Nella sicurezza delle cure si ritiene rientrino a pieno titolo la prevenzione e il controllo delle infezioni correlate all’assistenza sanitaria. A tale scopo la legge prevede, all’art. 2, che in ogni regione è istituito il Centro perla gestione del rischio sanitario e la sicurezza del paziente, che raccoglie dalle strutture sanitarie e sociosanitarie pubbliche e private i dati regionali sui rischi ed eventi avversi e sul contenzioso e li trasmette annualmente all’Osservatorio nazionale delle buone pratiche sulla sicurezza nella sanità. L’Osservatorio, istituito presso l’Agenzia nazionale per i servizi sanitari regionali (AGENAS), acquisisce i dati e individua idonee misure per la prevenzione e la gestione del rischio sanitario e il monitoraggio delle buone pratiche per la sicurezza delle cure, anche predisponendo con l’ausilio delle società scientifiche “linee di indirizzo”. Queste ultime, dal valore meramente indicativo, vanno tenute distinte dalle linee guida previste dall’art. 5, che vincolano i professionisti nell’esercizio delle professioni sanitarie, producendo specifici effetti ai fini della valutazione della responsabilità.
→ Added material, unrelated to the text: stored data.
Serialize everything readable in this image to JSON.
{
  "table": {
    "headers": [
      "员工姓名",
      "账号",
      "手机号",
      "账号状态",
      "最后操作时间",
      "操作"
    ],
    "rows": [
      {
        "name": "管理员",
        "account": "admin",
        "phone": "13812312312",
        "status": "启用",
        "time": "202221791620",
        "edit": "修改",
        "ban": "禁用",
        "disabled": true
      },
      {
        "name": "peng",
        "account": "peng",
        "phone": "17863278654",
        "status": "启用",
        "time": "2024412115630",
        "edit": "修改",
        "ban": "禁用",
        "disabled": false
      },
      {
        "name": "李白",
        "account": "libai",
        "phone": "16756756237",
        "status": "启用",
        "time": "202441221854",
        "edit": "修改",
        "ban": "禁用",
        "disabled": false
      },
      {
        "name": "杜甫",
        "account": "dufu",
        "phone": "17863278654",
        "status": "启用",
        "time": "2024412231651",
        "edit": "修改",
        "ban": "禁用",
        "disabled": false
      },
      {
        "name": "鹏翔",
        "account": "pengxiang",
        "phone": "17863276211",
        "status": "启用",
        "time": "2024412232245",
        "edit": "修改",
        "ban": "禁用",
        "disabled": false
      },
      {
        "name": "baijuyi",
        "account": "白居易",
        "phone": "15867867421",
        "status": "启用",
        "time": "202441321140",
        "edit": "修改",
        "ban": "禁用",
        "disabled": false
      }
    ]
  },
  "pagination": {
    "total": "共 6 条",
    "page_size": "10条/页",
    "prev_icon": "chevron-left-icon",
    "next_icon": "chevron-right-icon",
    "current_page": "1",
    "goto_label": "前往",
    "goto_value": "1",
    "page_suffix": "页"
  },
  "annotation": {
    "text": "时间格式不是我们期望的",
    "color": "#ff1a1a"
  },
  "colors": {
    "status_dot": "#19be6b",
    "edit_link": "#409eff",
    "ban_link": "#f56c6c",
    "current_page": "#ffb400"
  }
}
Nelle ipotesi di infezioni correlate all’assistenza appare, di regola, ravvisabile una responsabilità autonoma e indipendente della struttura sanitaria, rispetto alla condotta del singolo professionista. Tale responsabilità, non riconducibile all’atto professionale, riguarda più specificamente gli obblighi derivanti dal contratto atipico di assistenza sanitaria (o di spedalità).

La struttura, pertanto, potrà essere chiamata a rispondere per un deficit organizzativo, ai sensi dell’articolo 1218 c.c. e l’inadempimento sarà valutato dal giudice nel caso concreto tenendo conto di quello di un debitore che si uniformi ai parametri di diligenza dell’art. 1176 c.c.

Nell’infezione da COVID-19 sicuramente potrà essere chiamata a rispondere per inadempimento la struttura sanitaria o sociosanitaria, salvo che dimostri di aver osservato diligentemente le regole di condotta in quel momento accreditate dalla migliore scienza ed esperienza del settore (art. 43 c.p.). Nel caso specifico, il livello di diligenza esigibile può essere misurato in funzione delle regole cautelari acquisite in quel momento: ad esempio, aver individuato percorsi specifici per i pazienti da coronavirus o sospetti tali, aver isolato pazienti già ricoverati per altre comorbidità, aver utilizzato i dispositivi di protezione individuale adeguati.